Penting untuk belajar menjadi pribadi yang utuh. Yang bisa menerima diri sendiri dengan segala kelebihan dan kekurangannya. Yang bisa merasa cukup tanpa harus membandingkan diri dengan orang lain. Yang bisa merasa bahagia dari dalam, bukan dari validasi dan komparasi eksternal.

Ini hal yang teramat penting. Dan sayangnya, teramat sulit. Kita dibesarkan dalam konstruksi sosial bahwa hidup adalah kompetisi. Bahwa semakin kita lebih dari orang lain, artinya semakin baik. Ya nilai ujian, ya peringkat di sekolah, hingga gaji dan kepemilikan material. Reference point kita selalu pihak lain. Kita tidak pernah dibekali kemampuan mawas diri. Self-awareness. Tahu siapa diri kita, apa kelemahan kita, apa yang kita mau, dan bagaimana merasa cukup.

AUTOMATIC THINKING & CONTROLLED THINKING

Satu hal yang saya pelajari saat kuliah Psikologi, adalah bagaimana otak kita begitu sering melakukan automatic thinking. Berpikir secara otomatis. Mengambil kesimpulan secara cepat dari data yang seadanya. Mulai dari stereotip seperti “Oh dia China, pasti pelit”, atau kesimpulan ngasal seperti “Koq dia bawa pisau, pasti dia mau merampok”. Daniel Kahneman dalam buku Thinking, Fast and Slow juga menjelaskan soal dua sistem berpikir ini. Sistem pertama yang lebih cepat, otomatis, dan emosional. Atau automatic thinking.

Sebaliknya, sistem kedua adalah controlled thinking yang lebih hati-hati, butuh usaha, tapi logis dan bertujuan. Kedua sistem ini ada dan diproses di otak manusia. Mempengaruhi bagaimana kita memproses informasi dan sampai pada kesimpulan. Sistem pertama yang seringkali tidak sempurna tadi, adalah buah dari evolusi panjang dari zaman prasejarah, kala di zaman dulu manusia dituntut untuk membuat keputusan hidup dan mati dalam waktu sesingkat-singkatnya. Kita gak bisa menghilangkannya sama sekali. It’s the part that makes us human.

Ketika kita melihat orang lain bahagia lalu kita berpikir negatif, bisa jadi ini adalah hasil automatic thinking kita. Manusiawi, koq. Berpikir bahwa orang lain cuma beruntung. Berpikir bahwa orang lain gak layak akan kesuksesannya.
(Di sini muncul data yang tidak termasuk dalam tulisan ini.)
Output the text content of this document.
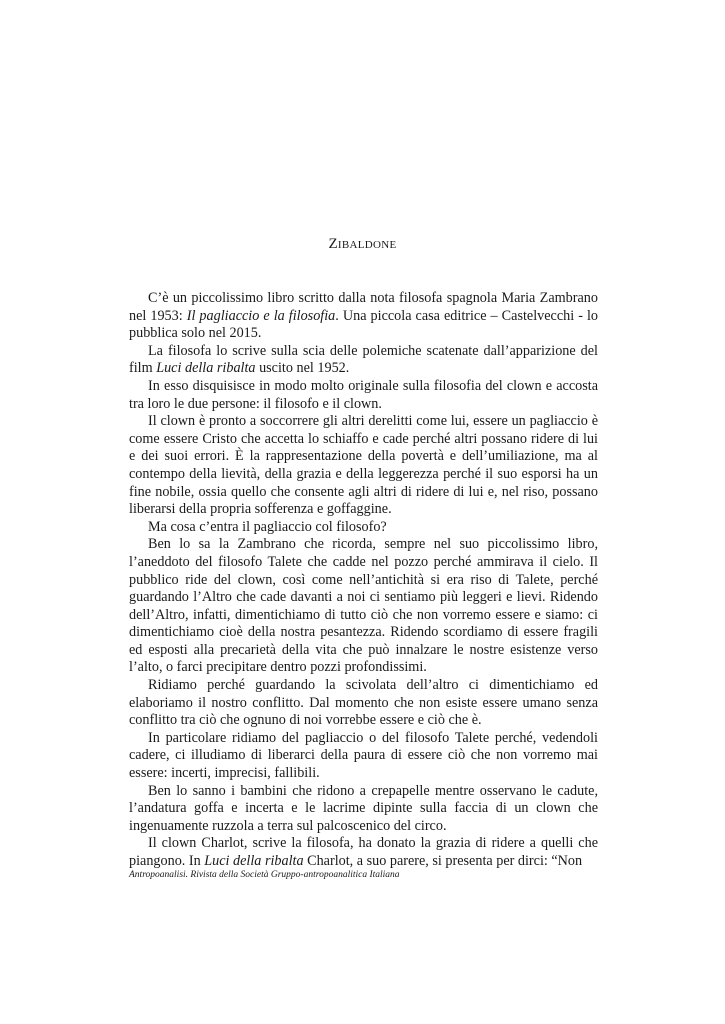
Zibaldone

C’è un piccolissimo libro scritto dalla nota filosofa spagnola Maria Zambrano nel 1953: Il pagliaccio e la filosofia. Una piccola casa editrice – Castelvecchi - lo pubblica solo nel 2015.

La filosofa lo scrive sulla scia delle polemiche scatenate dall’apparizione del film Luci della ribalta uscito nel 1952.

In esso disquisisce in modo molto originale sulla filosofia del clown e accosta tra loro le due persone: il filosofo e il clown.

Il clown è pronto a soccorrere gli altri derelitti come lui, essere un pagliaccio è come essere Cristo che accetta lo schiaffo e cade perché altri possano ridere di lui e dei suoi errori. È la rappresentazione della povertà e dell’umiliazione, ma al contempo della lievità, della grazia e della leggerezza perché il suo esporsi ha un fine nobile, ossia quello che consente agli altri di ridere di lui e, nel riso, possano liberarsi della propria sofferenza e goffaggine.

Ma cosa c’entra il pagliaccio col filosofo?

Ben lo sa la Zambrano che ricorda, sempre nel suo piccolissimo libro, l’aneddoto del filosofo Talete che cadde nel pozzo perché ammirava il cielo. Il pubblico ride del clown, così come nell’antichità si era riso di Talete, perché guardando l’Altro che cade davanti a noi ci sentiamo più leggeri e lievi. Ridendo dell’Altro, infatti, dimentichiamo di tutto ciò che non vorremo essere e siamo: ci dimentichiamo cioè della nostra pesantezza. Ridendo scordiamo di essere fragili ed esposti alla precarietà della vita che può innalzare le nostre esistenze verso l’alto, o farci precipitare dentro pozzi profondissimi.

Ridiamo perché guardando la scivolata dell’altro ci dimentichiamo ed elaboriamo il nostro conflitto. Dal momento che non esiste essere umano senza conflitto tra ciò che ognuno di noi vorrebbe essere e ciò che è.

In particolare ridiamo del pagliaccio o del filosofo Talete perché, vedendoli cadere, ci illudiamo di liberarci della paura di essere ciò che non vorremo mai essere: incerti, imprecisi, fallibili.

Ben lo sanno i bambini che ridono a crepapelle mentre osservano le cadute, l’andatura goffa e incerta e le lacrime dipinte sulla faccia di un clown che ingenuamente ruzzola a terra sul palcoscenico del circo.

Il clown Charlot, scrive la filosofa, ha donato la grazia di ridere a quelli che piangono. In Luci della ribalta Charlot, a suo parere, si presenta per dirci: “Non

Antropoanalisi. Rivista della Società Gruppo-antropoanalitica Italiana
Pertanyaannya, maukah kita tidak berhenti di automatic thinking saja? Berani gak kita lanjut ke controlled thinking? Berpikir ulang, bahwa jangan-jangan kesimpulan dan pemikiran saya tadi tidak sepenuhnya benar. Merefleksikan ulang pemikiran kita.

Ini tentu butuh usaha, kesadaran, dan waktu yang tidak mudah. Tapi jika kita sering melatihnya, saya yakin lambat laun controlled thinking kita akan makin terasah. Alih-alih puas dengan pemikiran negatif yang otomatis, lama-lama kita akan sering berpikir lebih mendalam dan reflektif. Jadi, lain kali rasa itu datang dan otak kita mulai diisi pikiran negatif, coba deh berhenti sejenak. Puaskah kita dengan automatic thinking kita barusan? Jangan-jangan, kita perlu melakukan controlled thinking.

TIAP ORANG PUNYA BAHAGIANYA MASING-MASING

Hal lain yang membantu saya mengikis rasa iri, adalah kesadaran bahwa tiap orang punya jalan ninjanya masing-masing. Tiap orang bisa menemukan bahagianya masing-masing. Bahagia itu bukan tiket konser BTS, yang perlu ticket war dan menyisakan pemenang dan pecundang. Jangan-jangan, bahagia itu cukup bagi semua orang. Kalau orang lain bahagia, belum tentu kita jadi gak bisa bahagia. Kalau orang lain sukses, bukan artinya kuota sukses kita berkurang.

Bahagia itu personal. Apa yang membuat orang lain bahagia, ya belum tentu bisa membuat kita bahagia. Dan apa yang bisa membuat kita bahagia, ya kita sendiri yang paling tahu. Pertanyaannya, kamu sudah tahu belum apa yang bisa bikin kamu bahagia? JIka sudah, kamu sudah mengusahakan apa saja untuk mencapainya? Gak jarang, kita gak pernah menggali sebenarnya kita tuh maunya apa. Dan kita juga belum mengusahakan yang terbaik. Lalu kenapa harus iri melihat orang lain mendapatkan mimpi yang mereka usahakan sendiri?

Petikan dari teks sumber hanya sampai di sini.